Jonathan Adler, a very smart law professor and one of my favorite bloggers over at the Volokh Conspiracy, notes that  “Republicans may eliminate honorific resolutions (e.g. resolutions endorsing National Potato Day and National Pi Day, or honoring the 75th anniversary of Radio Shack’s listing  on the NYSE — all real examples) from Congressional business.  This would be a nice symbolic gesture.  Such resolutions seem trivial, but they cost time and money — and they add up.” 

I’m really tempted to agree, and Jonathan is probably right.  Such resolutions are silly and a distraction when we know that Congressmen and women are so pressed for time that they can’t even read the full texts of important legislation. 

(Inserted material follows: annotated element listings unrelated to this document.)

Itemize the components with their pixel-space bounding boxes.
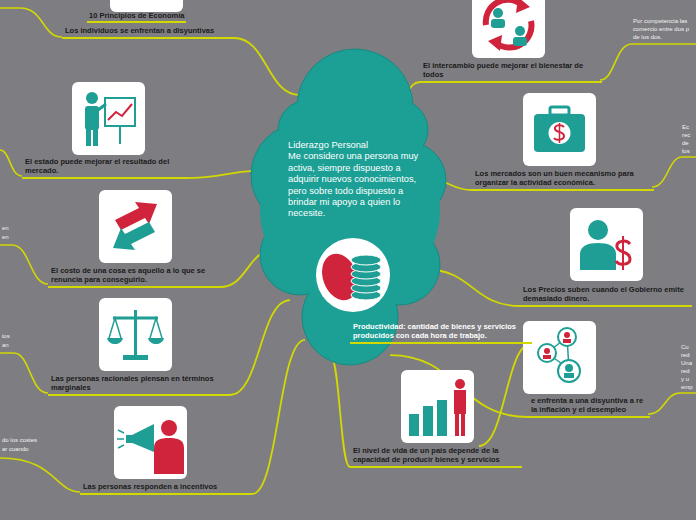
- topic-node: El intercambio puede mejorar el bienesta…: [420, 61, 602, 83]
- node-body: Me considero una persona muy activa, sie…: [288, 151, 422, 219]
- note-fragment: y u: [681, 375, 689, 383]
- note-fragment: comercio entre dos p: [633, 25, 689, 33]
- topic-label: El estado puede mejorar el resultado del…: [25, 157, 181, 175]
- branch-line: [330, 355, 350, 467]
- note-fragment: de: [682, 139, 689, 147]
- note-fragment: emp: [681, 383, 693, 391]
- leader-lines: [0, 8, 696, 492]
- note-fragment: en: [2, 224, 9, 232]
- cloud-text: Liderazgo PersonalMe considero una perso…: [288, 140, 422, 220]
- branch-line: [234, 38, 300, 95]
- note-fragment: Cu: [681, 343, 689, 351]
- topic-node: Los mercados son un buen mecanismo para …: [472, 169, 654, 191]
- topic-label: Productividad: cantidad de bienes y serv…: [353, 322, 529, 340]
- note-fragment: Por competencia las: [633, 17, 687, 25]
- topic-node: Las personas responden a incentivos: [80, 482, 252, 495]
- exchange-icon: [472, 0, 545, 58]
- presenter-icon: [72, 82, 145, 155]
- note-fragment: red: [681, 367, 690, 375]
- topic-label: El nivel de vida de un país depende de l…: [353, 446, 519, 464]
- note-fragment: de los dos.: [633, 33, 662, 41]
- network-icon: [523, 321, 596, 394]
- node-title: Liderazgo Personal: [288, 140, 422, 151]
- topic-label: El intercambio puede mejorar el bienesta…: [423, 61, 599, 79]
- branch-line: [252, 340, 305, 494]
- note-fragment: do los costes: [2, 436, 37, 444]
- topic-label: Las personas racionales piensan en térmi…: [51, 374, 227, 392]
- note-fragment: Ec: [682, 123, 689, 131]
- megaphone-icon: [114, 406, 187, 479]
- coin-icon: [316, 238, 390, 312]
- section-heading: 10 Principios de Economía: [87, 11, 186, 23]
- topic-node: e enfrenta a una disyuntiva a re la infl…: [528, 396, 650, 418]
- topic-node: Las personas racionales piensan en térmi…: [48, 374, 230, 396]
- note-fragment: ar cuando: [2, 445, 29, 453]
- topic-node: El nivel de vida de un país depende de l…: [350, 446, 522, 468]
- topic-label: Los Precios suben cuando el Gobierno emi…: [523, 285, 689, 303]
- topic-label: El costo de una cosa es aquello a lo que…: [51, 266, 217, 284]
- note-fragment: Una: [681, 359, 692, 367]
- note-fragment: ios: [2, 332, 10, 340]
- topic-node: Productividad: cantidad de bienes y serv…: [350, 322, 532, 344]
- note-fragment: los: [682, 147, 690, 155]
- note-fragment: en: [2, 233, 9, 241]
- note-fragment: an: [2, 341, 9, 349]
- note-fragment: rec: [682, 131, 690, 139]
- note-fragment: red: [681, 351, 690, 359]
- briefcase-icon: [523, 93, 596, 166]
- topic-node: El costo de una cosa es aquello a lo que…: [48, 266, 220, 288]
- topic-node: Los individuos se enfrentan a disyuntiva…: [62, 26, 234, 39]
- topic-label: Las personas responden a incentivos: [83, 482, 249, 491]
- arrows-icon: [99, 190, 172, 263]
- branch-line: [230, 300, 290, 395]
- money-person-icon: [570, 208, 643, 281]
- topic-node: Los Precios suben cuando el Gobierno emi…: [520, 285, 692, 307]
- topic-label: Los mercados son un buen mecanismo para …: [475, 169, 651, 187]
- topic-label: e enfrenta a una disyuntiva a re la infl…: [531, 396, 647, 414]
- scale-icon: [99, 298, 172, 371]
- topic-node: El estado puede mejorar el resultado del…: [22, 157, 184, 179]
- topic-label: Los individuos se enfrentan a disyuntiva…: [65, 26, 231, 35]
- bar-chart-icon: [401, 370, 474, 443]
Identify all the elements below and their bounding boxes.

However, as I note in the comments at the VC:

“Idle hands…

But this issue does tap into the age-old question among classical liberals of whether we are better off with an efficient government or not. In theory, of course, we’d prefer an efficient, strong but limited government. But if we had an efficient and strong government, would it remain limited in practice? I guess in Italy one might prefer an inefficient government given how much the state could do based on what is on the books. But in New Hampshire, more efficiency — but maybe not so much people would be tempted to try and extend government too far. In other words, the inefficiency of the DMV might be a good thing since it provides a check on enthusiasm for the extension of the state.”

I didn’t see any estimations (in the original article Jonathan references) of the costs of such resolutions.  Anyone know?